Davenport v. Hamilton, Brown, & Babst, LLC, 624 F.Supp.2d 542 (M.D. La. 2008) also did not directly address whether a portion of a civil action may be removed. Rather, it considered whether "the claims of the plaintiffs-in-intervention should be treated as a separate and distinct lawsuit from the main state court action, and thus the one-year time limitation under § 1446(b) is inapplicable." Id. at 545. The Davenport court held that the claims of the plaintiffs-in-intervention were separate and distinct under very different facts from this case.

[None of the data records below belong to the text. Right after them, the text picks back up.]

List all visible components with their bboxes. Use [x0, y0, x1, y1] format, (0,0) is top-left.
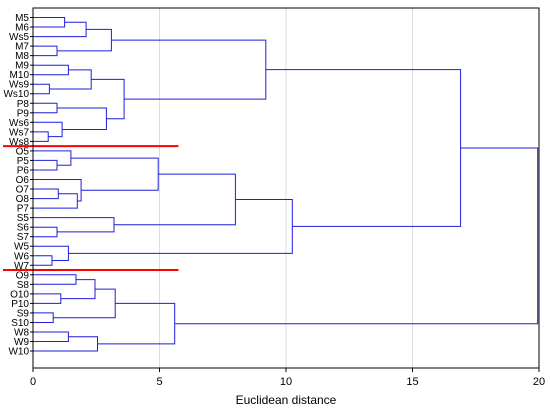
dendrogram-branch-11 [57, 107, 107, 130]
leaf-label-ws10: Ws10 [3, 89, 29, 100]
leaf-label-s5: S5 [17, 213, 30, 224]
dendrogram-branch-28 [33, 293, 62, 304]
leaf-labels: M5M6Ws5M7M8M9M10Ws9Ws10P8P9Ws6Ws7Ws8O5P5… [3, 13, 29, 358]
leaf-label-p10: P10 [11, 299, 29, 310]
dendrogram-branch-9 [33, 131, 49, 142]
dendrogram-branch-10 [33, 121, 63, 138]
dendrogram-branch-23 [33, 255, 53, 266]
leaf-label-s7: S7 [17, 232, 30, 243]
leaf-label-w5: W5 [14, 242, 29, 253]
dendrogram-branch-35 [174, 147, 539, 325]
dendrogram-branch-31 [53, 288, 116, 319]
dendrogram-branch-25 [68, 199, 293, 254]
dendrogram-branch-6 [33, 83, 50, 95]
x-tick-label-1: 5 [156, 376, 162, 388]
dendrogram-branch-20 [33, 226, 58, 238]
leaf-label-w10: W10 [8, 347, 29, 358]
leaf-label-ws5: Ws5 [9, 32, 29, 43]
dendrogram-branch-24 [33, 245, 69, 261]
x-axis-tick-labels: 0 5 10 15 20 [30, 376, 545, 388]
dendrogram-branch-16 [33, 188, 59, 200]
dendrogram-branch-21 [33, 217, 115, 233]
leaf-label-ws9: Ws9 [9, 80, 29, 91]
leaf-label-w8: W8 [14, 327, 29, 338]
leaf-label-m10: M10 [10, 70, 30, 81]
dendrogram-branch-15 [33, 150, 72, 166]
dendrogram-branch-3 [33, 45, 58, 57]
dendrogram-branch-4 [57, 28, 112, 52]
grid-lines [159, 8, 413, 368]
leaf-ticks [30, 17, 33, 352]
x-tick-label-3: 15 [406, 376, 418, 388]
dendrogram-branches [33, 17, 539, 352]
leaf-label-o7: O7 [16, 185, 30, 196]
leaf-label-o8: O8 [16, 194, 30, 205]
leaf-label-ws8: Ws8 [9, 137, 29, 148]
leaf-label-s10: S10 [11, 318, 29, 329]
dendrogram-branch-14 [33, 159, 58, 171]
cut-lines [3, 145, 179, 272]
leaf-label-o5: O5 [16, 146, 30, 157]
dendrogram-branch-26 [265, 69, 462, 227]
leaf-label-ws7: Ws7 [9, 127, 29, 138]
dendrogram-branch-17 [33, 193, 78, 209]
leaf-label-m5: M5 [15, 13, 29, 24]
leaf-label-p8: P8 [17, 99, 30, 110]
leaf-label-m6: M6 [15, 23, 29, 34]
leaf-label-s6: S6 [17, 223, 30, 234]
dendrogram-branch-33 [33, 336, 98, 352]
dendrogram-branch-18 [33, 179, 82, 202]
x-tick-label-4: 20 [533, 376, 545, 388]
leaf-label-w9: W9 [14, 337, 29, 348]
leaf-label-s9: S9 [17, 308, 30, 319]
dendrogram-branch-2 [33, 21, 87, 38]
dendrogram-branch-34 [97, 302, 176, 345]
dendrogram-branch-5 [33, 64, 69, 76]
leaf-label-o10: O10 [10, 289, 29, 300]
dendrogram-branch-1 [33, 17, 66, 28]
dendrogram-branch-30 [33, 312, 54, 323]
x-axis-ticks [32, 368, 540, 372]
leaf-label-w6: W6 [14, 251, 29, 262]
dendrogram-branch-19 [70, 157, 159, 191]
x-tick-label-2: 10 [280, 376, 292, 388]
dendrogram-branch-13 [111, 39, 267, 100]
leaf-label-ws6: Ws6 [9, 118, 29, 129]
leaf-label-o6: O6 [16, 175, 30, 186]
dendrogram-branch-8 [33, 102, 58, 114]
dendrogram-branch-22 [114, 173, 236, 226]
leaf-label-p9: P9 [17, 108, 30, 119]
x-tick-label-0: 0 [30, 376, 36, 388]
dendrogram-branch-27 [33, 274, 77, 285]
x-axis-label: Euclidean distance [236, 393, 337, 407]
leaf-label-w7: W7 [14, 261, 29, 272]
leaf-label-s8: S8 [17, 280, 30, 291]
dendrogram-branch-32 [33, 331, 69, 342]
leaf-label-m9: M9 [15, 61, 29, 72]
dendrogram-branch-12 [91, 78, 125, 120]
leaf-label-m8: M8 [15, 51, 29, 62]
leaf-label-o9: O9 [16, 270, 30, 281]
leaf-label-p7: P7 [17, 204, 30, 215]
dendrogram-branch-7 [49, 69, 92, 90]
dendrogram-branch-29 [60, 279, 96, 300]
leaf-label-p6: P6 [17, 165, 30, 176]
leaf-label-p5: P5 [17, 156, 30, 167]
leaf-label-m7: M7 [15, 42, 29, 53]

In Davenport, the main state court action had proceeded to a final order and judgment more than a year before the petition of intervention was filed and then removed. 624 F. Supp.2d at 543. In the case before this Court, the main state court case is ongoing1 and the state court has not granted Selective Insurance's Motion to Intervene, therefore there is not yet a Complaint in Intervention to be removed in the first instance. Section 1441 does not permit dissection of a state court case under these circumstances.

ACCORDINGLY, IT IS HEREBY, on this 16th day of July 2019,

ORDERED that the Motion to Intervene is REMANDED to the Superior Court of New Jersey, Law Division, Burlington County, Docket No. BUR-L-213-19.

FootNotes


1. Moreover, the Davenport court analogized the petition in intervention in that case to a garnishment action. The proposed complaint in intervention in this case asserts negligence, product liability, and breach of warranty claims which are not analogous to a garnishment action.